Segundo dados da DGEEC, existiam 448.235 alunos no ensino superior em Portugal em 2024. No mesmo ano e segundo a mesma fonte, o número de docentes neste grau de ensino era de 42.395, o que corresponde a uma média de 11 alunos por docente. Ao detalhar o número de docentes, verifica-se que 42% são professores auxiliares/adjuntos (doutorados). Na esfera dos alunos os principais desafios do ensino superior em Portugal colocam-se hoje em 2 planos: a retenção e o sucesso académico, por um lado, e a adaptabilidade do ensino superior a estudantes mais velhos.
No que respeita à retenção e sucesso académico, ainda são poucas as escolas que possuem programas de mentoria personalizada dos alunos recém-chegados ao ensino superior.

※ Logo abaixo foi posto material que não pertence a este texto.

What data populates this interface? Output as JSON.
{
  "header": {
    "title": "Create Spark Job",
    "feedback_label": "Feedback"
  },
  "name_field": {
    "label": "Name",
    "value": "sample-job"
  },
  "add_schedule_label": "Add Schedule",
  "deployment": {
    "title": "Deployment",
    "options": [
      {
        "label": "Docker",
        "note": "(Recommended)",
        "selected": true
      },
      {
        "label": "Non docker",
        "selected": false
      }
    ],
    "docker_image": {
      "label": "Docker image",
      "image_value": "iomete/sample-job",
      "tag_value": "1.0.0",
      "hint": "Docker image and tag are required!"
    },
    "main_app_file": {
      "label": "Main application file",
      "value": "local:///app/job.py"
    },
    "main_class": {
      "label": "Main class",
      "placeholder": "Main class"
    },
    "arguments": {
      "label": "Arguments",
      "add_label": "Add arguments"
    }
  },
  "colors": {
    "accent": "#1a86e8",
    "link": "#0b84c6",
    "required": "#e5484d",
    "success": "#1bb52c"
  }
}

Este modelo, muito utilizado nas escolas anglo-saxónicas, tem provas dadas no entrosamento dos novos alunos, em termos da cultura da escola (o conhecido “espírito académico”) e sobretudo na adaptação e interiorização da operativa específica de cada escola, como forma de focar o trabalho dos alunos naquilo que lhes permita maximizar o seu aproveitamento. Algumas escolas possuem modelos pedagógicos específicos e bem elaborados, mas estes são difundidos sobretudo junto dos docentes, como suporte pedagógico da sua atividade. Os alunos e seus representantes, emboras frequentemente envolvidos nestes processos, acabam por agir passivamente sobre os mesmos, com prejuízo do seu próprio sucesso académico.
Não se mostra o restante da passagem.